Overview (No Spoilers): After severely disliking the Glass Sword’s predecessor, the Red Queen, I went into the second novel of this series with hope that the series could only get better after the dismal start. Unfortunately, this second installment failed spectacularly to redeem the storyline, to the point that I will more than likely not be finishing the Red Queen series, regardless of my typical drive to find out how the story ends. The main protagonist and intended heroine, Mare Barrow continued her selfish ways with every aspect of the story being thrust into an exasperating pattern of tunnel-vision. Every interaction, feeling and decision Mare makes can be alluded to picking petals off a daisy. For example: “I love Cal. Cal is my enemy. I miss Maven. Maven must die. I trust Cal. I can’t trust anyone. Cal only understands me. He is the absolute worst.” This insufferable back and forth occurs not only multiple times a chapter, but can also happen within the same page. This repetitive nature of her internal mantra not only revolves around her complicated love life but is recurring for her feeling regarding leadership, the worth of her life, how people treat her, among many other topics. I did enjoy the addition of the many Newbloods and their corresponding talents, however this was one of the few bright spots for the Glass Sword. Overall, with the overwhelming quantity of similarly premised novels available to choose from, please heed my advice and steer clear of the Red Queen series. The hours spend in agonizing frustration with Mare Barrow will be better spent in the arms of other literary figures.
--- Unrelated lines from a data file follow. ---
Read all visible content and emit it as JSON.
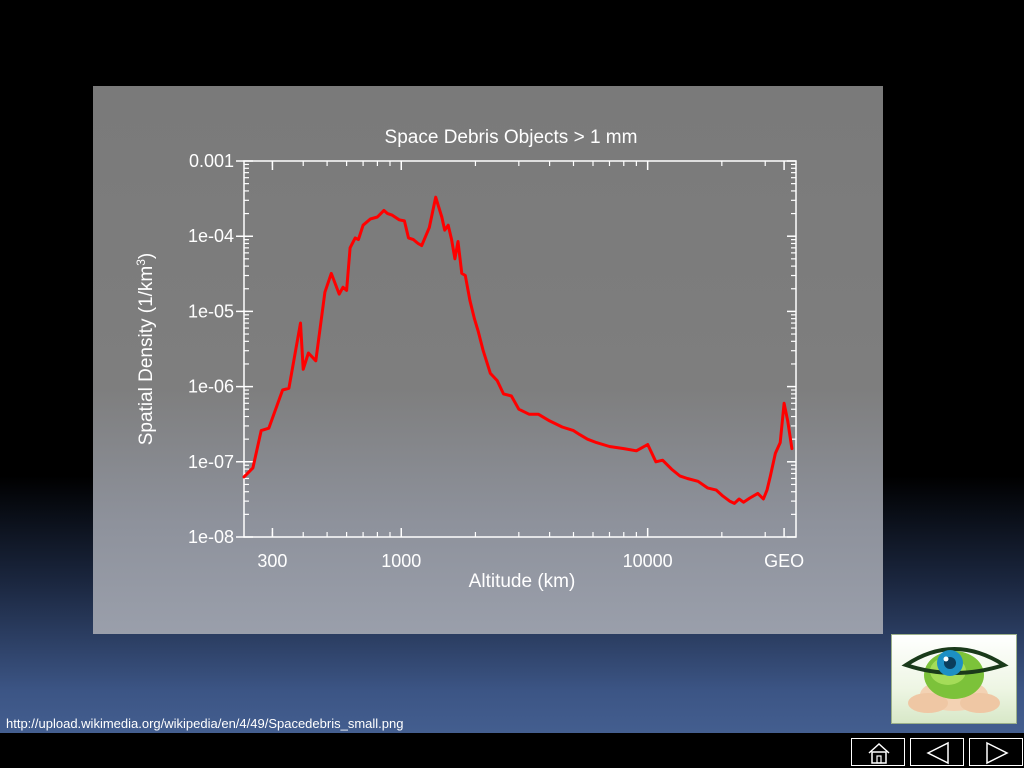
{
  "source_url": "http://upload.wikimedia.org/wikipedia/en/4/49/Spacedebris_small.png",
  "thumbnail": {
    "icon": "green-eye-globe-in-hands-icon"
  },
  "nav": [
    {
      "name": "home-button",
      "icon": "home-icon"
    },
    {
      "name": "previous-button",
      "icon": "triangle-left-icon"
    },
    {
      "name": "next-button",
      "icon": "triangle-right-icon"
    }
  ],
  "colors": {
    "series": "#ff0000",
    "panel": "#7c7c7c",
    "axis": "#ffffff"
  },
  "chart_data": {
    "type": "line",
    "title": "Space Debris Objects > 1 mm",
    "xlabel": "Altitude (km)",
    "ylabel_main": "Spatial Density (1/km",
    "ylabel_sup": "3",
    "ylabel_end": ")",
    "x_scale": "log",
    "y_scale": "log",
    "xlim": [
      230,
      40000
    ],
    "ylim": [
      1e-08,
      0.001
    ],
    "x_ticks": [
      {
        "value": 300,
        "label": "300"
      },
      {
        "value": 1000,
        "label": "1000"
      },
      {
        "value": 10000,
        "label": "10000"
      },
      {
        "value": 35786,
        "label": "GEO"
      }
    ],
    "y_ticks": [
      {
        "value": 0.001,
        "label": "0.001"
      },
      {
        "value": 0.0001,
        "label": "1e-04"
      },
      {
        "value": 1e-05,
        "label": "1e-05"
      },
      {
        "value": 1e-06,
        "label": "1e-06"
      },
      {
        "value": 1e-07,
        "label": "1e-07"
      },
      {
        "value": 1e-08,
        "label": "1e-08"
      }
    ],
    "grid": false,
    "series": [
      {
        "x": [
          230,
          250,
          270,
          290,
          330,
          350,
          390,
          400,
          420,
          450,
          490,
          520,
          560,
          580,
          600,
          620,
          650,
          670,
          700,
          750,
          800,
          850,
          880,
          920,
          980,
          1030,
          1070,
          1120,
          1170,
          1210,
          1300,
          1380,
          1460,
          1500,
          1550,
          1600,
          1650,
          1700,
          1760,
          1820,
          1900,
          1980,
          2050,
          2150,
          2300,
          2450,
          2600,
          2800,
          3000,
          3300,
          3600,
          4000,
          4500,
          5000,
          5300,
          5700,
          6200,
          7000,
          8000,
          9000,
          10000,
          10800,
          11500,
          12500,
          13500,
          14500,
          16000,
          17500,
          19000,
          20200,
          21500,
          22500,
          23500,
          24500,
          26000,
          28000,
          29500,
          30500,
          31500,
          33000,
          34500,
          35786,
          37000,
          38500
        ],
        "y": [
          6.3e-08,
          8.3e-08,
          2.6e-07,
          2.8e-07,
          9e-07,
          9.5e-07,
          7e-06,
          1.7e-06,
          2.8e-06,
          2.2e-06,
          1.8e-05,
          3.2e-05,
          1.7e-05,
          2.1e-05,
          1.9e-05,
          7e-05,
          9.5e-05,
          9e-05,
          0.00014,
          0.00017,
          0.00018,
          0.00022,
          0.0002,
          0.00019,
          0.000165,
          0.00016,
          9.5e-05,
          9e-05,
          8e-05,
          7.5e-05,
          0.00013,
          0.00033,
          0.00018,
          0.00012,
          0.00014,
          9e-05,
          5e-05,
          8.5e-05,
          3.2e-05,
          3e-05,
          1.4e-05,
          8e-06,
          5.5e-06,
          3e-06,
          1.5e-06,
          1.2e-06,
          8e-07,
          7.5e-07,
          5e-07,
          4.3e-07,
          4.3e-07,
          3.5e-07,
          2.9e-07,
          2.6e-07,
          2.3e-07,
          2e-07,
          1.8e-07,
          1.6e-07,
          1.5e-07,
          1.4e-07,
          1.7e-07,
          1e-07,
          1.05e-07,
          8e-08,
          6.5e-08,
          6e-08,
          5.5e-08,
          4.5e-08,
          4.2e-08,
          3.5e-08,
          3e-08,
          2.8e-08,
          3.2e-08,
          2.9e-08,
          3.3e-08,
          3.8e-08,
          3.2e-08,
          4.2e-08,
          6.5e-08,
          1.3e-07,
          1.8e-07,
          6e-07,
          3.5e-07,
          1.5e-07
        ]
      }
    ]
  }
}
Additional Insight (Spoilers Abound):
- It seemed out of character to me that Mare did not put any special feeling toward the 15 year olds being sent to their death in the front lines. How could there not be a plot brewing to recruit the Newbloods, while simultaneously saving the Dagger Legion. Also, why did they only go on one recruiting mission at a time, as such causing the book to drag during what could be an exciting, action filled segment?
- What is Jon’s end game? What was he doing by Maven’s side?
- Our heroine flirts with being evil as she mercilessly kills the Silvers in the control room despite Cal’s pleas. Cameron was another character that held such promise with her strong willed personality, however she quickly degraded into a headache.
- So in the end Mare is broken and gives in to Maven. I couldn’t believe that the story concluded with her sitting at the foot of Maven’s throne on a leash. Did anyone else have déjà vu of the Empire Strikes Back, i.e., Leia and Jabba the Hutt? Why would Maven release Cal and Kilorn when he had captured everyone? He already had Mare so what bargaining room did she really have?
- Mare is devastated when Shade dies and her family has always been important to her. Why does she continue to leave them without saying goodbye?
- Also, it was obvious from the beginning about Shade and Farley, as well as the impending child from the random comment about Farley being sick and attempting to hide it.
- Of note, in a young adult dystopian novel, when a family member or friend is killed off in the first book, the aforementioned character will likely return, however that same character will be killed/severely injured off by the end of the series in a most tragic manner. After reading the same storyline over and over again, it is time to stop being surprised by this tragic event.